In the old 7.2.5 version of Reports, it was relatively easy to get this information as all of the report information (including actual report content) was stored in a single database table.
With System 9 and Workspace, this is no longer true. With Workspace, the files are stored on the server’s file system in a manner consistent with the hierarchy of your reports/folders. Intially I thought I would be able to use this file system to build my report using simple DOS commands. (i.e. dir /s > reportlist.txt) Unfortunately though, the file names of the reports and folders are not ‘human readable’. (In order to decipher it, you’d have to go into the workspace database and x-ref these names to a table, etc) Fortunately; however, you can build a report listing via SQL. The script below recursively builds a report with the following output :
(NOTE: Actually the script includes more columns of output; however, for display purposes here, I’m only showing the name and description)
Report Name Description
===Actg-YContractual Obligations – Multiple Entities Contractual Obligations
===Annual Validation Summary Annual Validation Summary
===Customers and End User Markets NULL
====== 001 – End Use Markets Book End Use Markets Book
====== 002 – Top Customers Book Top Customers Book
====== 010 – Customers Book Reports – Corp NULL
========= Revenue by Top Customers – All Sectors – Pr Yr Comp Customer Revenues
========= Revenue by Top Customers – All Sectors – Pr Yr Comp -TEST Customer Revenues
====== 020 – Markets Book Reports – Corp NULL
========= Revenue by End User Markets – All Sectors End Use Markets
====== 030 – All Sectors – End Use Markets – Pr Yr Comp NULL
========= End Use Markets – Pr Yr Comp Customer Revenues
SQL 2005+ Query
WITH Reports (PARENT_FOLDER_UUID, CONTAINER_UUID, NAME, DESCRIPTION, Level, Sort, CREATION_DATE, LAST_MODIFIED_DATE)

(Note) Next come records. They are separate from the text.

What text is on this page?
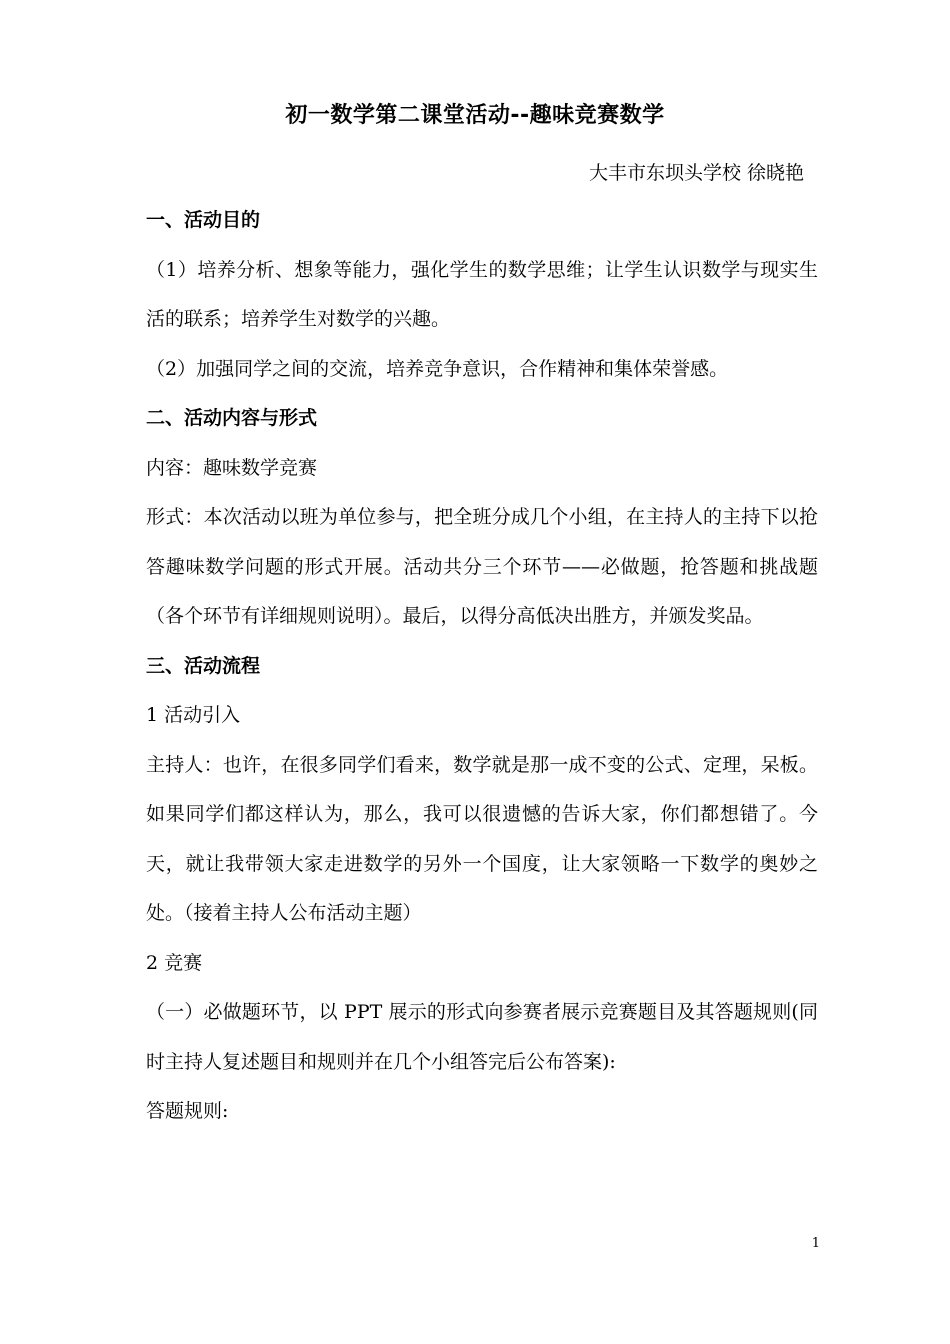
初一数学第二课堂活动--趣味竞赛数学
大丰市东坝头学校 徐晓艳

一、活动目的

（1）培养分析、想象等能力，强化学生的数学思维；让学生认识数学与现实生活的联系；培养学生对数学的兴趣。

（2）加强同学之间的交流，培养竞争意识，合作精神和集体荣誉感。

二、活动内容与形式

内容：趣味数学竞赛

形式：本次活动以班为单位参与，把全班分成几个小组，在主持人的主持下以抢答趣味数学问题的形式开展。活动共分三个环节——必做题，抢答题和挑战题（各个环节有详细规则说明）。最后，以得分高低决出胜方，并颁发奖品。

三、活动流程

1 活动引入

主持人：也许，在很多同学们看来，数学就是那一成不变的公式、定理，呆板。如果同学们都这样认为，那么，我可以很遗憾的告诉大家，你们都想错了。今天，就让我带领大家走进数学的另外一个国度，让大家领略一下数学的奥妙之处。（接着主持人公布活动主题）

2 竞赛

（一）必做题环节，以 PPT 展示的形式向参赛者展示竞赛题目及其答题规则(同时主持人复述题目和规则并在几个小组答完后公布答案):

答题规则:

1
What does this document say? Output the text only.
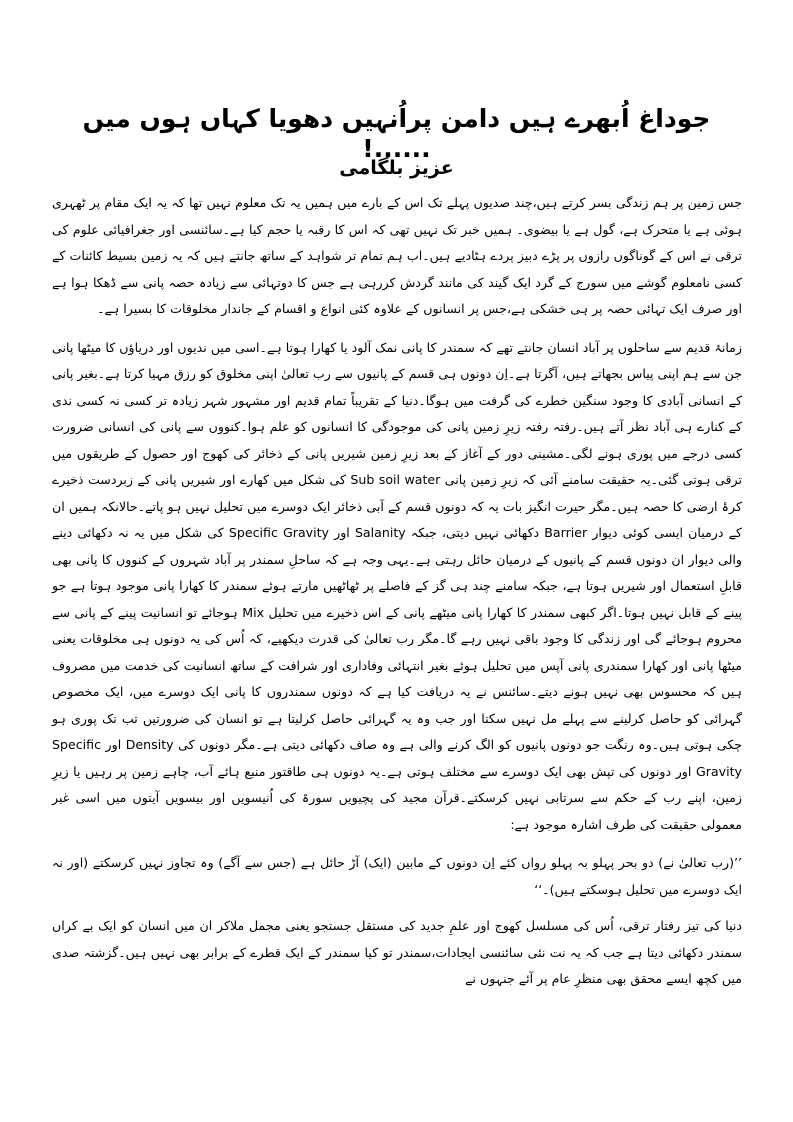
جوداغ اُبھرے ہیں دامن پراُنہیں دھویا کہاں ہوں میں ......!
عزیز بلگامی

جس زمین پر ہم زندگی بسر کرتے ہیں،چند صدیوں پہلے تک اس کے بارے میں ہمیں یہ تک معلوم نہیں تھا کہ یہ ایک مقام پر ٹھہری ہوئی ہے یا متحرک ہے، گول ہے یا بیضوی۔ ہمیں خبر تک نہیں تھی کہ اس کا رقبہ یا حجم کیا ہے۔سائنسی اور جغرافیائی علوم کی ترقی نے اس کے گوناگوں رازوں پر پڑے دبیز پردے ہٹادیے ہیں۔اب ہم تمام تر شواہد کے ساتھ جانتے ہیں کہ یہ زمین بسیط کائنات کے کسی نامعلوم گوشے میں سورج کے گرد ایک گیند کی مانند گردش کررہی ہے جس کا دوتہائی سے زیادہ حصہ پانی سے ڈھکا ہوا ہے اور صرف ایک تہائی حصہ پر ہی خشکی ہے،جس پر انسانوں کے علاوہ کئی انواع و اقسام کے جاندار مخلوقات کا بسیرا ہے۔

زمانۂ قدیم سے ساحلوں پر آباد انسان جانتے تھے کہ سمندر کا پانی نمک آلود یا کھارا ہوتا ہے۔اسی میں ندیوں اور دریاؤں کا میٹھا پانی جن سے ہم اپنی پیاس بجھاتے ہیں، آگرتا ہے۔اِن دونوں ہی قسم کے پانیوں سے رب تعالیٰ اپنی مخلوق کو رزق مہیا کرتا ہے۔بغیر پانی کے انسانی آبادی کا وجود سنگین خطرے کی گرفت میں ہوگا۔دنیا کے تقریباً تمام قدیم اور مشہور شہر زیادہ تر کسی نہ کسی ندی کے کنارے ہی آباد نظر آتے ہیں۔رفتہ رفتہ زیرِ زمین پانی کی موجودگی کا انسانوں کو علم ہوا۔کنووں سے پانی کی انسانی ضرورت کسی درجے میں پوری ہونے لگی۔مشینی دور کے آغاز کے بعد زیرِ زمین شیریں پانی کے ذخائر کی کھوج اور حصول کے طریقوں میں ترقی ہوتی گئی۔یہ حقیقت سامنے آئی کہ زیرِ زمین پانی Sub soil water کی شکل میں کھارے اور شیریں پانی کے زبردست ذخیرے کرۂ ارضی کا حصہ ہیں۔مگر حیرت انگیز بات یہ کہ دونوں قسم کے آبی ذخائر ایک دوسرے میں تحلیل نہیں ہو پاتے۔حالانکہ ہمیں ان کے درمیان ایسی کوئی دیوار Barrier دکھائی نہیں دیتی، جبکہ Salanity اور Specific Gravity کی شکل میں یہ نہ دکھائی دینے والی دیوار ان دونوں قسم کے پانیوں کے درمیان حائل رہتی ہے۔یہی وجہ ہے کہ ساحلِ سمندر پر آباد شہروں کے کنووں کا پانی بھی قابلِ استعمال اور شیریں ہوتا ہے، جبکہ سامنے چند ہی گز کے فاصلے پر ٹھاٹھیں مارتے ہوئے سمندر کا کھارا پانی موجود ہوتا ہے جو پینے کے قابل نہیں ہوتا۔اگر کبھی سمندر کا کھارا پانی میٹھے پانی کے اس ذخیرے میں تحلیل Mix ہوجائے تو انسانیت پینے کے پانی سے محروم ہوجائے گی اور زندگی کا وجود باقی نہیں رہے گا۔مگر رب تعالیٰ کی قدرت دیکھیے، کہ اُس کی یہ دونوں ہی مخلوقات یعنی میٹھا پانی اور کھارا سمندری پانی آپس میں تحلیل ہوئے بغیر انتہائی وفاداری اور شرافت کے ساتھ انسانیت کی خدمت میں مصروف ہیں کہ محسوس بھی نہیں ہونے دیتے۔سائنس نے یہ دریافت کیا ہے کہ دونوں سمندروں کا پانی ایک دوسرے میں، ایک مخصوص گہرائی کو حاصل کرلینے سے پہلے مل نہیں سکتا اور جب وہ یہ گہرائی حاصل کرلیتا ہے تو انسان کی ضرورتیں تب تک پوری ہو چکی ہوتی ہیں۔وہ رنگت جو دونوں پانیوں کو الگ کرنے والی ہے وہ صاف دکھائی دیتی ہے۔مگر دونوں کی Density اور Specific Gravity اور دونوں کی تپش بھی ایک دوسرے سے مختلف ہوتی ہے۔یہ دونوں ہی طاقتور منبع ہائے آب، چاہے زمین پر رہیں یا زیرِ زمین، اپنے رب کے حکم سے سرتابی نہیں کرسکتے۔قرآن مجید کی پچیویں سورۃ کی اُنیسویں اور بیسویں آیتوں میں اسی غیر معمولی حقیقت کی طرف اشارہ موجود ہے:

’’(رب تعالیٰ نے) دو بحر پہلو بہ پہلو رواں کئے اِن دونوں کے مابین (ایک) آڑ حائل ہے (جس سے آگے) وہ تجاوز نہیں کرسکتے (اور نہ ایک دوسرے میں تحلیل ہوسکتے ہیں)۔‘‘

دنیا کی تیز رفتار ترقی، اُس کی مسلسل کھوج اور علمِ جدید کی مستقل جستجو یعنی مجمل ملاکر ان میں انسان کو ایک بے کراں سمندر دکھائی دیتا ہے جب کہ یہ نت نئی سائنسی ایجادات،سمندر تو کیا سمندر کے ایک قطرے کے برابر بھی نہیں ہیں۔گزشتہ صدی میں کچھ ایسے محقق بھی منظرِ عام پر آئے جنہوں نے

— Anchor member definition
SELECT d.PARENT_FOLDER_UUID, d.CONTAINER_UUID, d.NAME, d.DESCRIPTION, 0 as level, cast(NAME as nvarchar(1024)) as sort, d.CREATION_DATE, d.LAST_MODIFIED_DATE
FROM V8_CONTAINER as d
WHERE d.PARENT_FOLDER_UUID = ‘0000011b42b29e00-0000-0b4d-c0a8e22a’ UNION ALL
— Recursive member definition
SELECT d1.PARENT_FOLDER_UUID, d1.CONTAINER_UUID, d1.NAME, d1.DESCRIPTION, Level + 1, cast(Sort + ‘|’ + d1.Name as nvarchar(1024)), d1.CREATION_DATE, d1.LAST_MODIFIED_DATE
FROM V8_CONTAINER as d1
INNER JOIN Reports AS r
ON d1.PARENT_FOLDER_UUID = r.CONTAINER_UUID
— Statement that executes the CTE
SELECT replicate(‘ ‘,Level) + NAME, DESCRIPTION, CREATION_DATE, LAST_MODIFIED_DATE, Level, PARENT_FOLDER_UUID, CONTAINER_UUID FROM Reports order by sort
How this works :
The table V8_CONTAINER holds the main part of the report / folder entry data. In this table you will find Names, Creation Dates, Modified Dates, Owner name, UUID, and Parent UUID information. In order to build a hierarchy, you will need to pay careful attention to the UUID fields. CONTAINER_UUID is the internal name of the object in Workspace. (i.e. non-user friendly name) PARENT_FOLDER_UUID is a reference back to the item’s parent.
With this in mind, if you know the UUID of your starting point, you can simply recurse from there to get a listing of all folders and subsequent reports. In the script above I start off looking for an entry that is the starting point of our reports that we wanted to audit. For your purposes you will need to change this to what your starting point is.
NOTE : If you want to get everything in the table, use REPORTMART. REPORTMART is the parent to everything in the table.
I hope my walk through wasn’t terribly boring and helpful. I apologize for only providing a script that works in SQL Server; however, that is what we use at our site and there should be enough explanation here for someone relatively proficient with Oracle to write a similar script if they desire.